Johnson found a survey that ranked To Kill a Mockingbird "second only to the Bible in being most often cited as making a difference in people's lives." That rings true especially for attorneys, Johnson wrote, who in large numbers cited Atticus Finch as having inspired them to pursue the study of law.
Southerner James Carville, who served as campaign manager for U.S. President Bill Clinton, told the New Yorker in October of 1992 that To Kill a Mockingbird changed his life. "I just knew, the minute I read it, that she was right and I had been wrong," he said.

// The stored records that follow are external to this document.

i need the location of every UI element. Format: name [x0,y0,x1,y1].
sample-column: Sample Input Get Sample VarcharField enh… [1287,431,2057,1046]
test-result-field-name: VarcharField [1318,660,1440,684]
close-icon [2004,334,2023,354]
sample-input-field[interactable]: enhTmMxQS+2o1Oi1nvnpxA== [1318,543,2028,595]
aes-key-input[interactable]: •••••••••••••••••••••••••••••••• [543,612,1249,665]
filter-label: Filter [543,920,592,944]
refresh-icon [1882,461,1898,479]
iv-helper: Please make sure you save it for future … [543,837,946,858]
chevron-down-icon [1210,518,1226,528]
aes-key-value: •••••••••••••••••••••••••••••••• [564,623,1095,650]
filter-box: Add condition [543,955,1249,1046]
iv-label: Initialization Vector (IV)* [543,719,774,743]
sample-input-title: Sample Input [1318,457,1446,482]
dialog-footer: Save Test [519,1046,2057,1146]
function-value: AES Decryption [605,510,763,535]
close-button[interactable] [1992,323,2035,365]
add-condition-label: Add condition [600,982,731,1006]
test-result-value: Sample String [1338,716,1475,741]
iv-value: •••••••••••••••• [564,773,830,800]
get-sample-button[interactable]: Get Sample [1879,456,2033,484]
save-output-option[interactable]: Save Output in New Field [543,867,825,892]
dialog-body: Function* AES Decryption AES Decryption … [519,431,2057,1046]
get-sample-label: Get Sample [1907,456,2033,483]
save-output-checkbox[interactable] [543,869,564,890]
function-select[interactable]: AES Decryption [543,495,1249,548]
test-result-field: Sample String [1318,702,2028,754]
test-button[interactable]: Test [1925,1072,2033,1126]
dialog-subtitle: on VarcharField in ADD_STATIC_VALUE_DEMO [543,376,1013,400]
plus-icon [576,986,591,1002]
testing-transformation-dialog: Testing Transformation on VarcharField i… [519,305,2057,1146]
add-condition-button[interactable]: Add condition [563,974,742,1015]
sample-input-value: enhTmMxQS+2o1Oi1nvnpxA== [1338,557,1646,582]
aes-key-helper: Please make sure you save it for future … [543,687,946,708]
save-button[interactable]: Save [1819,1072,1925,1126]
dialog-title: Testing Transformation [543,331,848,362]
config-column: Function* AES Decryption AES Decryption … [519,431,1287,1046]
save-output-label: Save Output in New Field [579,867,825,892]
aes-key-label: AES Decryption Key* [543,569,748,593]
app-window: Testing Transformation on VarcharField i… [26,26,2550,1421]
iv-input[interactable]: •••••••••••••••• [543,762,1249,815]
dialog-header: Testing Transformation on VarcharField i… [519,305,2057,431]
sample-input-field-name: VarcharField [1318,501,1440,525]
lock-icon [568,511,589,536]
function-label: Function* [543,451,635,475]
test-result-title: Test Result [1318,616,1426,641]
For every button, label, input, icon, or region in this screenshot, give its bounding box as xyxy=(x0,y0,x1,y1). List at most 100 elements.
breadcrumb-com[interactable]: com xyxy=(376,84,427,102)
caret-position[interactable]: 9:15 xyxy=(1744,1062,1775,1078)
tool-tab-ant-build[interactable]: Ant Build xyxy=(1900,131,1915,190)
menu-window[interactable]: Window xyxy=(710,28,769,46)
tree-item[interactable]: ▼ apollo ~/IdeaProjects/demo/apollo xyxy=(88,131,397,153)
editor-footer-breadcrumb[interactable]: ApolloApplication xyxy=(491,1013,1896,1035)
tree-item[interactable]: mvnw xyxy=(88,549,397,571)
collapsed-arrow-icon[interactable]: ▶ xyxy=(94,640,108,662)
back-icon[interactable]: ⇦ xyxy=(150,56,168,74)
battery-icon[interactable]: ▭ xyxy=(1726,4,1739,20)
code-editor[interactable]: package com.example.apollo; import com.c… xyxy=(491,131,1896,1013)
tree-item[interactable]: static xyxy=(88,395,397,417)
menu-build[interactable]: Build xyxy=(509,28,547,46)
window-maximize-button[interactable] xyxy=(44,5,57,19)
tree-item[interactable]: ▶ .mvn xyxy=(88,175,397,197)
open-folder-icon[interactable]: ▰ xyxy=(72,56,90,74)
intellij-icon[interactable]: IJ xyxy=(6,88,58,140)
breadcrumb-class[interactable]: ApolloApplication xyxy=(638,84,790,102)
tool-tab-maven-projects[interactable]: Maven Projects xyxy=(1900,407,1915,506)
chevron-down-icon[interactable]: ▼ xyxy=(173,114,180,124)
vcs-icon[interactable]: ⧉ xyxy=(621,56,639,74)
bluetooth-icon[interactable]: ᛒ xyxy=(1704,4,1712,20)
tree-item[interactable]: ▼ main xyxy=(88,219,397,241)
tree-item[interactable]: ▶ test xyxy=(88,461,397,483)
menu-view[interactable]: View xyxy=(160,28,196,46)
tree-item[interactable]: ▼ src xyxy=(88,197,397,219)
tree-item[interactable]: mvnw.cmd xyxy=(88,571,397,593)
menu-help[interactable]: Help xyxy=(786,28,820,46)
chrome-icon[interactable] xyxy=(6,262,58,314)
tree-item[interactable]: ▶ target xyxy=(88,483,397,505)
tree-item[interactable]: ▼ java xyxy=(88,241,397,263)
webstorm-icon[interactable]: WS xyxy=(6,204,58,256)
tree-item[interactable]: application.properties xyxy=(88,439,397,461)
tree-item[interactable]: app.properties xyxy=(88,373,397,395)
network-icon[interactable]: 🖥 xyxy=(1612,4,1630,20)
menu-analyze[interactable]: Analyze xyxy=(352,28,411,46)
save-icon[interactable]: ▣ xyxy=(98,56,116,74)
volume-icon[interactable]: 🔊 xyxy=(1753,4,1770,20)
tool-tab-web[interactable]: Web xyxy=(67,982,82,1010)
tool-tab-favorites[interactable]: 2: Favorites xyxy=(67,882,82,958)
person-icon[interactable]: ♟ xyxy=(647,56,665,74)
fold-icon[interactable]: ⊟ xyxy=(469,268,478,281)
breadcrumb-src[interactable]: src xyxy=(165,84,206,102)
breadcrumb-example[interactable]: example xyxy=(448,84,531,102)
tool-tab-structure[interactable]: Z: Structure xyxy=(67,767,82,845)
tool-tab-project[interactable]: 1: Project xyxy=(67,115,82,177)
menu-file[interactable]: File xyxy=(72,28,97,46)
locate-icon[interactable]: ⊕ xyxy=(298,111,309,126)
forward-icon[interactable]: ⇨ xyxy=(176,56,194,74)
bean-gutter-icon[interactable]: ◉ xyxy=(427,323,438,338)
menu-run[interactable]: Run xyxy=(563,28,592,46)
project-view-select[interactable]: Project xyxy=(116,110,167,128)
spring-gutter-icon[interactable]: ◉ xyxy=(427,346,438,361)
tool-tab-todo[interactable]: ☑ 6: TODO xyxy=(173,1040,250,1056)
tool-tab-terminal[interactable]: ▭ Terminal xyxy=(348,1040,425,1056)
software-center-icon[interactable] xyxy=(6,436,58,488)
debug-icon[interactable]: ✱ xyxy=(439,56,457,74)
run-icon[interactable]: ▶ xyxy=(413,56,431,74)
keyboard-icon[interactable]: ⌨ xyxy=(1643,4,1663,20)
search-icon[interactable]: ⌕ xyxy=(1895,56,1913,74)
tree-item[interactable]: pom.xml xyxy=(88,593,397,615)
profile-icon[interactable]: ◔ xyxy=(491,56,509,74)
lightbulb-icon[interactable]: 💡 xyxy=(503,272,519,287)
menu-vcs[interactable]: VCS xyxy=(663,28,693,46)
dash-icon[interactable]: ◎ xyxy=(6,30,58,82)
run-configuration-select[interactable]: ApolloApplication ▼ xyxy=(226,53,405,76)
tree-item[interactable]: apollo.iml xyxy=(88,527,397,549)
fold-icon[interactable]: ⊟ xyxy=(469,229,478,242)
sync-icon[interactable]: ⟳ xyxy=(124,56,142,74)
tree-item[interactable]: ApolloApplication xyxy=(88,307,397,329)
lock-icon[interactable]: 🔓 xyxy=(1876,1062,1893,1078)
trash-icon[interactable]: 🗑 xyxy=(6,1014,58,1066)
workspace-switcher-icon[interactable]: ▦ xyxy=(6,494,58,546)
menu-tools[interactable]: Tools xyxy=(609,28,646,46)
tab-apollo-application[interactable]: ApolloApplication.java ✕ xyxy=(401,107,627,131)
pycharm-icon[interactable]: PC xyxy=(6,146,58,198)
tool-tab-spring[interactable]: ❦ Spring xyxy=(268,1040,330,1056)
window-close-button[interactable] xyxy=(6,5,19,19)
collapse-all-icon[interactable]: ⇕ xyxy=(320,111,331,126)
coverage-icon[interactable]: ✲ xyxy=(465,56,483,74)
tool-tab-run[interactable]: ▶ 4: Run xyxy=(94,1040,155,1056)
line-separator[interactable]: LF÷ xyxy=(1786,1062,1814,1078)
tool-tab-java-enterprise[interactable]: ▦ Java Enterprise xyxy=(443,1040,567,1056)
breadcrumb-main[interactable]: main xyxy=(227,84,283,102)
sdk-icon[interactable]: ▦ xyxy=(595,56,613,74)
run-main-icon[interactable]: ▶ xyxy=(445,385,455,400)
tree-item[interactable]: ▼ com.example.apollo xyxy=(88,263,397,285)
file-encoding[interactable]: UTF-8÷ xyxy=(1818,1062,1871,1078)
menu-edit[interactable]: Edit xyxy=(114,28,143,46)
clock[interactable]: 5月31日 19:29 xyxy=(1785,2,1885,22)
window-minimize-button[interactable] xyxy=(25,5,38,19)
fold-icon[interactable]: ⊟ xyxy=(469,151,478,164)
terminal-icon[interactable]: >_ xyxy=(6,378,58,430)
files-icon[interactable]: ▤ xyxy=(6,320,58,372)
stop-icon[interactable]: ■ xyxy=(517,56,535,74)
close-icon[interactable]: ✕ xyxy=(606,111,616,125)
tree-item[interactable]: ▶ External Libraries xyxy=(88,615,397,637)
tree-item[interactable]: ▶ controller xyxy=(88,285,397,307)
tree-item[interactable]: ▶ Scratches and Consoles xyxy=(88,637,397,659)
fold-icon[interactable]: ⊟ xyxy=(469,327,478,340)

Lee never tried to follow up her first success. After To Kill a Mockingbird, the only things she published were two magazine articles, both in 1961. "Love--in Other Words" appeared in Vogue, and "Christmas to Me" was printed in McCall's. The McCall's article described the life-changing Christmas card she received one year, which was inscribed: "You have one year off from your job to write whatever you please."
In 1997, Christian Science Monitor reporter Leigh Montgomery wanted to discover what Lee had been doing in recent years. Her literary agent said the writer split her time between Monroeville and New York. She enjoyed reading Jane Austen, Charles Lamb, and Robert Louis Stevenson. Lee valued her privacy and did not grant interviews. Her solo utterance came in the 1995 introduction to the 35th anniversary edition of To Kill a Mockingbird. She wrote, "I am still alive although very quiet."
David Martindale, writing for the monthly feature "Where Are They Now?" for Biography magazine, interviewed Lee's cousin, Richard Williams. He shared, "I asked her one time why she never wrote another book. She told me, "When you have a hit like that, you can't go anywhere but down."
Further Reading
- Contemporary Authors, New Revision Series, edited by Jeff Chapman and Pamela S. Dear, Gale, 1996.
- Contemporary Literary Criticism, Gale, 1990.
- Dictionary of Literary Biography, Volume 6, edited by James E. Kibler, Jr., Gale, 1980.
- Johnson, Claudia Durst, To Kill a Mockingbird: Threatening Boundaries, Twayne Publishers, 1994.
- Literature and Its Times, edited by Joyce Moss and Wilson George, Gale, 1997.
- Stuckey, W. J., The Pulitzer Prize Novels: A Critical Backward Look, University of Oklahoma Press, 1981.
- Biography, September 1998, p. 24.
- Christian Science Monitor, September 11, 1997.
- Mississippi Quarterly, Winter 1996-1997.
- New York Times Book Review, July 10, 1960; January 16, 1966.